Even if your business model is great, it won’t matter if the investor cannot easily understand it. Often when entrepreneurs come to pitch to me, I read business plans that are too short and incomplete, or too long and too technical.

An ideal business plan write-up should be 10-15 pages long, and should have an executive summary that explains the concept in one to two pages. Investors don’t want to read 80 pages of details to understand if they like the idea or not. Give them just enough material to get interested, so that your summary is a good foot in the door to future discussions.

2. Don’t be afraid to share your idea.

Often entrepreneurs are afraid of presenting their business plan because they are concerned that the investor will steal the idea and create the company himself. But refusing to show an investor a business plan is like going to a doctor and saying “I feel bad somewhere in my body, but I can’t tell you where.”

If you have a good idea, go and register for a patent, and do whatever it takes legally to protect your idea. But don’t withhold a business plan, and don’t ask for a nondisclosure agreement either- mistrust will kill a deal.

Believe me- ideas are a dime a dozen. And in reality, it’s difficult for someone else to take your idea and implement it. If you’re worried about sharing an idea because you think anyone can do it, perhaps it’s not that great.

3. Give investors a specific plan for partnership.

Often I see entrepreneurs that don’t know what they need from an investor. They will ask for a vague investment anywhere from $50,000-500,000, and won’t include shareholder or partnership agreements.

It’s best to create a plan for the partnership.
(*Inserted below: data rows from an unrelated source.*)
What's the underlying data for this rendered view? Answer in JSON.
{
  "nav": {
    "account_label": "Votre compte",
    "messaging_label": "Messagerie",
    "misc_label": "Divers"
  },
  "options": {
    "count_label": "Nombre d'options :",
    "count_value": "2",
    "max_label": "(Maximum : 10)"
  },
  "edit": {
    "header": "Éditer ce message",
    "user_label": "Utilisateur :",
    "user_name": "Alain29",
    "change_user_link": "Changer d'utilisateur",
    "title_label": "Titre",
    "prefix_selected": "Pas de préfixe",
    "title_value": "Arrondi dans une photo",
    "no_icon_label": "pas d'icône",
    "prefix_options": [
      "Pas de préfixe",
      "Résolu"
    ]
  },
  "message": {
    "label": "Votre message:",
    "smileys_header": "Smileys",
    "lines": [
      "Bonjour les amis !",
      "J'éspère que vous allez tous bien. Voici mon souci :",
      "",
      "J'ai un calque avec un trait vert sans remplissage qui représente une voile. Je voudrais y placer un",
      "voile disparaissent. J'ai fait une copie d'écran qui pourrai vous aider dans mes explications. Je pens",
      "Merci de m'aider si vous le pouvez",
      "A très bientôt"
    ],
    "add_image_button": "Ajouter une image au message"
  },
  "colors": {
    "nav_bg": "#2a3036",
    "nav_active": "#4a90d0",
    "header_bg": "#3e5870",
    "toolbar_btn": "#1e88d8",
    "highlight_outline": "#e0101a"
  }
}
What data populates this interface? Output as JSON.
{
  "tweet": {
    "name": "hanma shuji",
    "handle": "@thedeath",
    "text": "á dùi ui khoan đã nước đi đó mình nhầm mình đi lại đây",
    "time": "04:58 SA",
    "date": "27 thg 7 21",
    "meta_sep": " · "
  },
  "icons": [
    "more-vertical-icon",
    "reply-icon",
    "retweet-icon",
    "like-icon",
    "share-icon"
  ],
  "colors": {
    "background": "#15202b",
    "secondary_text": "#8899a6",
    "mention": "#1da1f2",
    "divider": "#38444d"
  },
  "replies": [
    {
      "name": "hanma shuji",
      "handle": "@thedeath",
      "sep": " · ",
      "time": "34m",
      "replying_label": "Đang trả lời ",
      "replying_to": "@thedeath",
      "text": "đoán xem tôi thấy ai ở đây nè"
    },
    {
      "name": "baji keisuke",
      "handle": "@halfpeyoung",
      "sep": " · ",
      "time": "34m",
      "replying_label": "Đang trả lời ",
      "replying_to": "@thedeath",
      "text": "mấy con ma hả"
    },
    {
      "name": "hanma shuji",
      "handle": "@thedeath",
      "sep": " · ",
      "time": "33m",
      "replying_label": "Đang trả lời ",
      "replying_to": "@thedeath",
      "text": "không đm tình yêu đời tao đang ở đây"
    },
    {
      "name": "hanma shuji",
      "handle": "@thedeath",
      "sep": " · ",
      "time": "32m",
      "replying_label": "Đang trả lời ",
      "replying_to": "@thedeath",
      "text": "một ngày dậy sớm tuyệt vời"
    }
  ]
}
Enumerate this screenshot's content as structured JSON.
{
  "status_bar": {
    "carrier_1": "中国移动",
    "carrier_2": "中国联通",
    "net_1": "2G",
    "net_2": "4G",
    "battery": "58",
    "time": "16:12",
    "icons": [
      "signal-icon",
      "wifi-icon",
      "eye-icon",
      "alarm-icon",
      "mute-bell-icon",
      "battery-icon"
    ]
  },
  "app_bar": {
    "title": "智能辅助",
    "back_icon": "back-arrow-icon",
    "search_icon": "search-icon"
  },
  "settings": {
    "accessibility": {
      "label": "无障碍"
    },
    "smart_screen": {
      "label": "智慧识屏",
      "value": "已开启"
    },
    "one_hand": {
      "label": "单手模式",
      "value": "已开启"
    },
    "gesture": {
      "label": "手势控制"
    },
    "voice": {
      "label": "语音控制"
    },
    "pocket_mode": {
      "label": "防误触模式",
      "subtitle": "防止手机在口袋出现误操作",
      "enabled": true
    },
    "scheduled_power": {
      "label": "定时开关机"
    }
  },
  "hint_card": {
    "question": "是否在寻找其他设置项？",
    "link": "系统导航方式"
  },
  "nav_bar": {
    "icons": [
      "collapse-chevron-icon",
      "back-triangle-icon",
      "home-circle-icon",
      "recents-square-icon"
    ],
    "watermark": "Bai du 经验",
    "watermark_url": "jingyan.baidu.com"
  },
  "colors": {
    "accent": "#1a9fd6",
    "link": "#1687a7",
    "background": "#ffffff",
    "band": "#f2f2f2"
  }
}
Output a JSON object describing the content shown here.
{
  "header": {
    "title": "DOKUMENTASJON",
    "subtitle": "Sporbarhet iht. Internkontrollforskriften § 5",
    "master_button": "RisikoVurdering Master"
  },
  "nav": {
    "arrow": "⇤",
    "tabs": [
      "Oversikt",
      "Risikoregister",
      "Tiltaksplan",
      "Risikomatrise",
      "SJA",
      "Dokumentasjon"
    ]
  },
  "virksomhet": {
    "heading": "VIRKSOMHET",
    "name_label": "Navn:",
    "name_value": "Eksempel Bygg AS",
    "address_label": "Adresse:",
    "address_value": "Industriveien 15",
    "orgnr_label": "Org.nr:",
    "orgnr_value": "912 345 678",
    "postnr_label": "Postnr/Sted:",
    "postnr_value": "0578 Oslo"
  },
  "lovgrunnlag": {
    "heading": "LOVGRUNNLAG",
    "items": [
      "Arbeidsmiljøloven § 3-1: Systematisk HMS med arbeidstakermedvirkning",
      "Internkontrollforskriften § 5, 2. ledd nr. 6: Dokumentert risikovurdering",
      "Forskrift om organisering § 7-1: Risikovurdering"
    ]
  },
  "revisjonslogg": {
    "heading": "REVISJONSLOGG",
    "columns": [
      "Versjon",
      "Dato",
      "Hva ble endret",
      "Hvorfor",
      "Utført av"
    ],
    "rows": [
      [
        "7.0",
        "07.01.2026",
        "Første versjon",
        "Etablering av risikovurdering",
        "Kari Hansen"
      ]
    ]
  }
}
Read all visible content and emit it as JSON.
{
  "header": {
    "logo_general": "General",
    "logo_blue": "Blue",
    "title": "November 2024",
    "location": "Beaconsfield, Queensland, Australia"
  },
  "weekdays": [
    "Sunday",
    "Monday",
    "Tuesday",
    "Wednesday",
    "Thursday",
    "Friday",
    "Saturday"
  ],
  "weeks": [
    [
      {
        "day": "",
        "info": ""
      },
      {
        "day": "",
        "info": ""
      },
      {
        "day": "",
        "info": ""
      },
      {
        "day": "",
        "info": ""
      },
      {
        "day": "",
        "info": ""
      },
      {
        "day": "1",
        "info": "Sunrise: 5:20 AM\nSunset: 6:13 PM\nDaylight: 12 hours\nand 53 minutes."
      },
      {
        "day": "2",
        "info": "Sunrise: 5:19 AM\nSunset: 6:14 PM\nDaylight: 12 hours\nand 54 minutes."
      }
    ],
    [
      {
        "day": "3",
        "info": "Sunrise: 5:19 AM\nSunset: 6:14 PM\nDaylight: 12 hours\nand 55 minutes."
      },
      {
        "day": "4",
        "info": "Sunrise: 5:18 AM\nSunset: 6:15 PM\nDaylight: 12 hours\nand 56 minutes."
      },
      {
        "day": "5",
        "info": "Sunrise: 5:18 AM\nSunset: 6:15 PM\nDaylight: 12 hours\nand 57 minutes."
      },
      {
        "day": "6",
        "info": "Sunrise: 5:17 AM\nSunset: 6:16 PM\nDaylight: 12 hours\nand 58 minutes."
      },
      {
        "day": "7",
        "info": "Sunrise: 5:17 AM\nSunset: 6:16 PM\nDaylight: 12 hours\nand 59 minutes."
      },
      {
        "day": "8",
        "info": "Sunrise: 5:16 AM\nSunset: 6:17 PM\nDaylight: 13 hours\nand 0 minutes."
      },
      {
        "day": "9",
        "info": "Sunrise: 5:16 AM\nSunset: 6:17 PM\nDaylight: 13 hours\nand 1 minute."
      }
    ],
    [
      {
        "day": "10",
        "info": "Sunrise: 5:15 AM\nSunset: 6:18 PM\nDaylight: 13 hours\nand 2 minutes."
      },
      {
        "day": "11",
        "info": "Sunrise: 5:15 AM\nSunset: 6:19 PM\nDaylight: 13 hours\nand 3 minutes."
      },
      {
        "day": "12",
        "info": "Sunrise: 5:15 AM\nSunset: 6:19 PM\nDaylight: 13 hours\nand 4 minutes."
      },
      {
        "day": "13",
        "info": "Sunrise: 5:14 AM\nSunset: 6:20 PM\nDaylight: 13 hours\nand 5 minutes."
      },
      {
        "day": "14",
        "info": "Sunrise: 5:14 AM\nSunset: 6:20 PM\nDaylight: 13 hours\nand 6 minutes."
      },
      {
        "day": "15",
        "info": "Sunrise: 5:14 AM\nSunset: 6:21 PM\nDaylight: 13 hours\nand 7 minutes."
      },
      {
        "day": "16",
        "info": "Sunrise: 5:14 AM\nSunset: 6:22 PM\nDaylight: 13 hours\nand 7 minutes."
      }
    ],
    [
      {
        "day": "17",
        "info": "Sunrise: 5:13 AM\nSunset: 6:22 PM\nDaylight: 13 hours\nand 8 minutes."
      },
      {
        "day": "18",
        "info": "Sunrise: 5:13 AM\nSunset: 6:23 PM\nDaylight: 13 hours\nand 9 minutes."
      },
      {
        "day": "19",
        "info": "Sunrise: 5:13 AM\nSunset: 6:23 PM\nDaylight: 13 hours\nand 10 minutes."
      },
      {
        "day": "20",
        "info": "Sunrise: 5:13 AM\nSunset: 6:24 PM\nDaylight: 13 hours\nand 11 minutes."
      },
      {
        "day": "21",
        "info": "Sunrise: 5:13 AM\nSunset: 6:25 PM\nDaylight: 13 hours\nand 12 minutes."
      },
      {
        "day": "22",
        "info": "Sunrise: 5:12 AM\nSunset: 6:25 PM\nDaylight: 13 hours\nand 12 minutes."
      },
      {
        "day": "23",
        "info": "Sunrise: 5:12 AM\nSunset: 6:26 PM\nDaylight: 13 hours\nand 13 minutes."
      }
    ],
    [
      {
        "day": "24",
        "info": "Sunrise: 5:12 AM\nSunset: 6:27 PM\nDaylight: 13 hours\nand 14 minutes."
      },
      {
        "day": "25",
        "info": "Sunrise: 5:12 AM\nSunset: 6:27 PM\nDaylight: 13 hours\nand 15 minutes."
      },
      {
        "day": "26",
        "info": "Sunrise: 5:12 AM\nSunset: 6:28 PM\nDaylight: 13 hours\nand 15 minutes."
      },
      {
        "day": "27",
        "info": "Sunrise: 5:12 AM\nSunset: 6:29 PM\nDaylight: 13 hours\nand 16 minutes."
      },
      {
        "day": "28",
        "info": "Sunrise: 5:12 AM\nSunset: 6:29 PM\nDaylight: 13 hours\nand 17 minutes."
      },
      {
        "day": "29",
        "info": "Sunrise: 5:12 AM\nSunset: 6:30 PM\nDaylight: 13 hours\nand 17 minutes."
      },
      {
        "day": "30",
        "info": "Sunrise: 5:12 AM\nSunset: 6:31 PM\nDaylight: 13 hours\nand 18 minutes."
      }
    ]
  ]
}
Explain whether the investor will be an active member in the board of directors, and what his or her voting rights will be. Offer a specific amount of equity. If you say, for instance, I will give you 30% equity and put you on the board of directors, then you can negotiate whether he or she votes, and on which decisions. This will put the investor at ease.

4. Don’t overestimate the value of your company.

Often here, entrepreneurs will overestimate their market. They will begin with the population of Jordan- six million- and determine the size of their market based on too large a slice of that population.

Or instead aiming first for a local market, they will aim to scale up right away without taking into account the costs of new staff, new facilities, and new management structures.

Another mistake is underestimating the competition and undervaluing the risk. It’s important to do good market research across the board and accurately predict the impact of these factors and the size of your market.

5. Be ready for a real partnership with your investor.

Finally, I often see that many business owners are not ready and willing to work with investors as true partners. They tend to present themselves to the investor as though they do not want to be questioned. They would simply like to take a monetary investment and then work to deliver a profit.

Again, this fear of partnership stems from entrepreneurs’ misperception that if they bring investors in as partners, the investors will somehow kick them out and run the business themselves. But investors don’t want to run a business. And a formal business agreement will set clear guidelines for the partnership.

In general, investors will see right through you if you try to sideline them from the start or obscure information. It’s best to engage investors as the powerful mentors and facilitators that they can be. When you walk into a meeting with an investor, bring your confidence and research to the table but leave your suspicion at door.